CFPB issues 2020 annual complaint report

On March 24, 2021 the CFPB published its annual report summarizing the kinds of complaints consumers made throughout the prior year. The report is generally divided into two broad categories – complaints that relate to COVID-19 issues, and complaints that are part of trends that predate the pandemic. These compliant reports can be useful to review for a couple of reasons. One, the CFPB indicated its intent to take enforcement action against those entities that are not compliant with COVID-19 related guidance and requirements such as those stemming from the Coronavirus Aid, Relief, and Economic Security Act (CARES Act). Two, complaints can sometimes inform where possible problems or concerns may lie. The bureau has historically used consumer complaints, as well as supervisory and enforcement trends, to inform future rulemaking efforts. Given the change in leadership at the CFPB and the expectation of moving to a more regulatory environment, sometimes these reports can hint towards future priorities.

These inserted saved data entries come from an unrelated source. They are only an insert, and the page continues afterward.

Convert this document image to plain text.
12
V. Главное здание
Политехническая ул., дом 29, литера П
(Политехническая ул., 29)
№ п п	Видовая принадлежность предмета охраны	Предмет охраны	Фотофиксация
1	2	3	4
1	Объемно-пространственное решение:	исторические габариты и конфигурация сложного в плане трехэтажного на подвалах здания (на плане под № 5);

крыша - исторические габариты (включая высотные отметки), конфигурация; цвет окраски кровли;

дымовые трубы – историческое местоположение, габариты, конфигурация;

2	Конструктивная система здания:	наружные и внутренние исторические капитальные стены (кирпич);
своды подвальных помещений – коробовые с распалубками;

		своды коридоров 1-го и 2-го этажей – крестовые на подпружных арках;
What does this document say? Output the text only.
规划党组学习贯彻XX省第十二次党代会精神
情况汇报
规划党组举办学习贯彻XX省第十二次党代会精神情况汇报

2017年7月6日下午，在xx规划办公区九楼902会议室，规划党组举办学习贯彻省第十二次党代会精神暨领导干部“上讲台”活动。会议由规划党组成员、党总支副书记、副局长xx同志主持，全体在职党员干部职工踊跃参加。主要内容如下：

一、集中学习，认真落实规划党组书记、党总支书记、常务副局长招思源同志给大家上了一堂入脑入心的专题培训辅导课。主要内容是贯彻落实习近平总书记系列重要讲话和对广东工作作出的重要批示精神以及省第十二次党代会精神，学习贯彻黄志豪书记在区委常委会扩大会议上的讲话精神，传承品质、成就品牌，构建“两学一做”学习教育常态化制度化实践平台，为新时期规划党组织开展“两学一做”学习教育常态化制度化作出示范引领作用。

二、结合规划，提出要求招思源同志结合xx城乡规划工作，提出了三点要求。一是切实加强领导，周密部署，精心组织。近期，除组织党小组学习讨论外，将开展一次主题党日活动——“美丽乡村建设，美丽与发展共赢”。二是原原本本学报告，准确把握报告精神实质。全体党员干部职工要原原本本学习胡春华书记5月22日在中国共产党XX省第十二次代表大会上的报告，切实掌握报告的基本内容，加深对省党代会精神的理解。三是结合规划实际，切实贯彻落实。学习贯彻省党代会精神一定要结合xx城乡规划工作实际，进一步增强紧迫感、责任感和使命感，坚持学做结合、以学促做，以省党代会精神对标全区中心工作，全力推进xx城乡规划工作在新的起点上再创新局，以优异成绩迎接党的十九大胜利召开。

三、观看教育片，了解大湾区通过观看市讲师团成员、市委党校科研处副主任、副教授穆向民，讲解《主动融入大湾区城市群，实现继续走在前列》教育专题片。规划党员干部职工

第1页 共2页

The CFPB received about 542,300 consumer complaints in 2020 – significantly more than the 352,400 received in 2019 and 329,800 in 2018. The majority of the complaints last year related to credit or consumer reporting (59%), followed by debt collection (15%), credit cards (7%), deposit accounts (6%) and mortgages (5%).

In terms of consumer reporting, this year’s total complaints represented a 107% increase as compared to 2019. While the bureau attributes some of this increase to COVID-19 related issues, the upward trend in FCRA complaints predates the pandemic. However, most complaints in 2020 related to inaccurate information in reports supplied by the three largest Nationwide Credit Reporting Agencies (NCRAs) – Experian, Equifax, and TransUnion – and many related to identity theft issues.  Many complaints were specifically about the NCRAs – over 246,00 or 44% of the total complaints received (leaving only 15% of the year’s FCRA complaints about entities other than the NCRAs). The FCRA requires the bureau to issue an annual report specific to complaints about NCRAs. While this complaint report is typically the way the CFPB meets this requirement, given the number of complaints for 2020 specific to the NCRAs, the bureau will release a separate report later in 2021 to provide “a more robust analysis” of the NCRA-specific consumer complaints. One topic the CFPB flagged that may be relevant, were reports that some consumers’ credit scores dropped after entering a forbearance plan as well as reports that mortgages were reported as impacted by COVID-19 despite the borrowers being in good standing.